Ingbert Liebing, Hauptgeschäftsführer des VKU, sagt: „Die kommunalen Unternehmen stehen bereit, die Transformation vor Ort umzusetzen. Aber sie brauchen dafür klare gesetzliche Rahmenbedingungen, Planungssicherheit und Investitionsanreize. Dafür wünschen wir uns jetzt weitere zügige Entscheidungen.“

Energie: Beschleunigung und offene Fragen zugleich

Die Energiewende profitiert nach Liebings Einschätzung von den Beschleunigungsgesetzen: Umsetzung der RED III-Richtlinie der EU, Förderung von Speichern, Beschleunigung von Geothermie und Wasserstoff, CCS und CCU mit dem CO2-Speichergesetz sowie Beschleunigung für Netzausbauten seien wichtige Maßnahmen, die schon abgeschlossen oder auf den Weg gebracht seien. „Diese ersten Maßnahmen widerlegen auch den Vorwurf, dass die Energiewende gestoppt werden solle.

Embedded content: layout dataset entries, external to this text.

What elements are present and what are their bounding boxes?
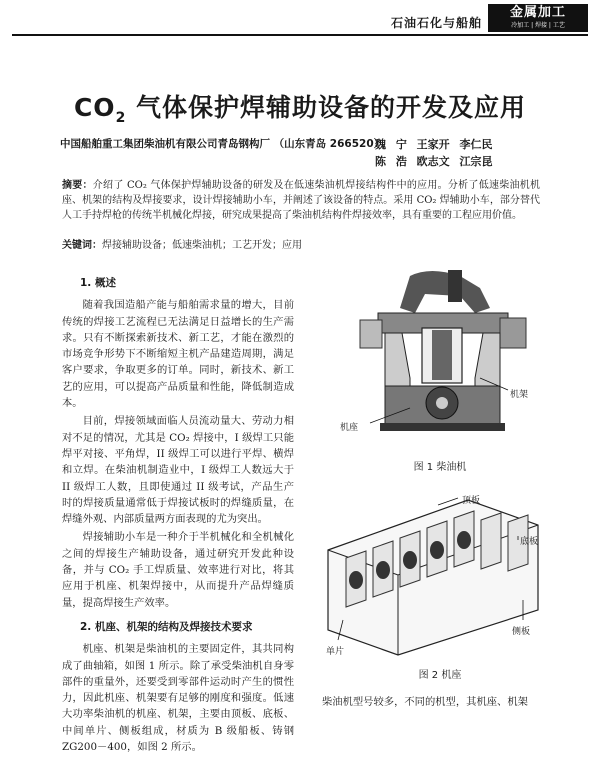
figure-1-engine-drawing	[340, 268, 540, 443]
figure-1-caption: 图 1 柴油机	[413, 462, 467, 473]
figure-2-label-top-plate: 顶板	[462, 496, 481, 506]
figure-2-label-bottom-plate: 底板	[520, 537, 539, 547]
figure-2-label-single-piece: 单片	[326, 647, 345, 657]
figure-1-label-bedplate: 机座	[340, 423, 359, 433]
affiliation: 中国船舶重工集团柴油机有限公司青岛钢构厂 （山东青岛 266520）	[60, 138, 385, 150]
section-2-heading: 2. 机座、机架的结构及焊接技术要求	[80, 620, 253, 633]
section-1-heading: 1. 概述	[80, 277, 116, 289]
section-1-paragraph: 随着我国造船产能与船舶需求量的增大，目前传统的焊接工艺流程已无法满足日益增长的生产需求。只有不断探索新技术、新工艺，才能在激烈的市场竞争形势下不断缩短主机产品建造周期，满足客户要求，争取更多的订单。同时，新技术、新工艺的应用，可以提高产品质量和性能，降低制造成本。	[62, 299, 294, 410]
abstract-label: 摘要：	[62, 180, 93, 191]
section-1-paragraph: 目前，焊接领域面临人员流动量大、劳动力相对不足的情况，尤其是 CO₂ 焊接中，I 级焊工只能焊平对接、平角焊，II 级焊工可以进行平焊、横焊和立焊。在柴油机制造业中，I 级焊工人数远大于 II 级焊工人数，且即使通过 II 级考试，产品生产时的焊接质量通常低于焊接试板时的焊缝质量，在焊缝外观、内部质量两方面表现的尤为突出。	[62, 415, 294, 526]
authors-line-1: 魏 宁 王家开 李仁民	[375, 138, 493, 151]
abstract	[62, 178, 540, 223]
journal-section-label: 石油石化与船舶	[390, 16, 482, 30]
section-2-paragraph: 机座、机架是柴油机的主要固定件，其共同构成了曲轴箱，如图 1 所示。除了承受柴油机自身零部件的重量外，还要受到零部件运动时产生的惯性力，因此机座、机架要有足够的刚度和强度。低速大功率柴油机的机座、机架，主要由顶板、底板、中间单片、侧板组成，材质为 B 级船板、铸钢 ZG200－400，如图 2 所示。	[62, 643, 294, 754]
brand-main-text: 金属加工	[509, 5, 566, 20]
keywords-label: 关键词：	[62, 240, 102, 251]
authors-line-2: 陈 浩 欧志文 江宗昆	[375, 155, 493, 168]
right-column-text: 柴油机型号较多，不同的机型，其机座、机架	[322, 696, 528, 708]
article-title: $CO_2$ 气体保护焊辅助设备的开发及应用	[73, 93, 527, 126]
abstract-text: 介绍了 CO₂ 气体保护焊辅助设备的研发及在低速柴油机焊接结构件中的应用。分析了低速柴油机机座、机架的结构及焊接要求，设计焊接辅助小车，并阐述了该设备的特点。采用 CO₂ 焊辅助小车，部分替代人工手持焊枪的传统半机械化焊接，研究成果提高了柴油机结构件焊接效率，具有重要的工程应用价值。	[62, 180, 541, 221]
figure-2-caption: 图 2 机座	[418, 670, 462, 681]
journal-brand-logo	[488, 4, 588, 32]
figure-2-label-side-plate: 侧板	[512, 627, 531, 637]
header-rule	[12, 34, 588, 36]
brand-sub-text: 冷加工 | 焊接 | 工艺	[511, 22, 565, 29]
section-1-paragraph: 焊接辅助小车是一种介于半机械化和全机械化之间的焊接生产辅助设备，通过研究开发此种设备，并与 CO₂ 手工焊质量、效率进行对比，将其应用于机座、机架焊接中，从而提升产品焊缝质量，提高焊接生产效率。	[62, 531, 294, 609]
figure-1-label-frame: 机架	[510, 390, 529, 400]
keywords	[62, 238, 540, 253]
keywords-text: 焊接辅助设备；低速柴油机；工艺开发；应用	[102, 240, 302, 251]
body-left-column	[62, 275, 294, 757]
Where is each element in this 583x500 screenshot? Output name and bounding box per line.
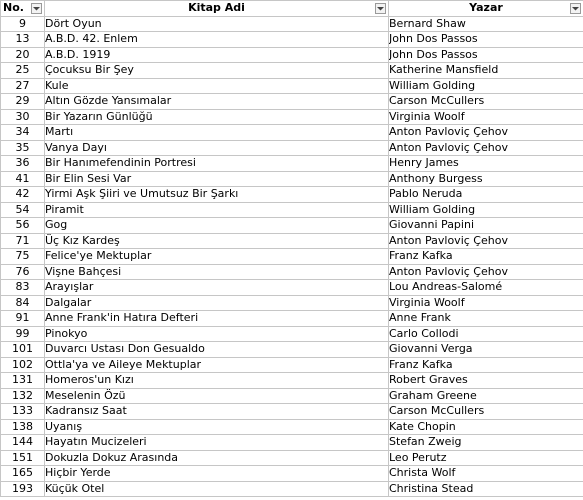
cell-no[interactable]: 102 [1, 357, 45, 373]
cell-title[interactable]: Bir Hanımefendinin Portresi [45, 156, 389, 172]
cell-author[interactable]: Kate Chopin [389, 419, 583, 435]
cell-no[interactable]: 144 [1, 435, 45, 451]
cell-author[interactable]: Christa Wolf [389, 466, 583, 482]
cell-no[interactable]: 133 [1, 404, 45, 420]
cell-title[interactable]: Homeros'un Kızı [45, 373, 389, 389]
cell-author[interactable]: Virginia Woolf [389, 109, 583, 125]
cell-title[interactable]: Dokuzla Dokuz Arasında [45, 450, 389, 466]
header-no-label: No. [3, 1, 24, 14]
table-row[interactable] [1, 311, 583, 327]
cell-title[interactable]: Üç Kız Kardeş [45, 233, 389, 249]
cell-author[interactable]: Henry James [389, 156, 583, 172]
cell-author[interactable]: Anthony Burgess [389, 171, 583, 187]
cell-no[interactable]: 27 [1, 78, 45, 94]
table-row[interactable] [1, 47, 583, 63]
cell-no[interactable]: 71 [1, 233, 45, 249]
cell-no[interactable]: 131 [1, 373, 45, 389]
cell-no[interactable]: 138 [1, 419, 45, 435]
cell-author[interactable]: William Golding [389, 78, 583, 94]
cell-title[interactable]: Pinokyo [45, 326, 389, 342]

Tatsächlich sind wichtige Beschleunigungen für die Transformation auf den Weg gebracht worden”, erklärt Liebing.

Allerdings seien Kurskorrekturen notwendig, um die Ziele der Energiewende besser mit Versorgungssicherheit und Kosteneffizienz in Einklang zu bringen, so Liebing. Er unterstützt dabei die Zielsetzung von Bundeswirtschaftsministerin Reiche. Es sei richtig, auch unangenehme Wahrheiten klar auszusprechen.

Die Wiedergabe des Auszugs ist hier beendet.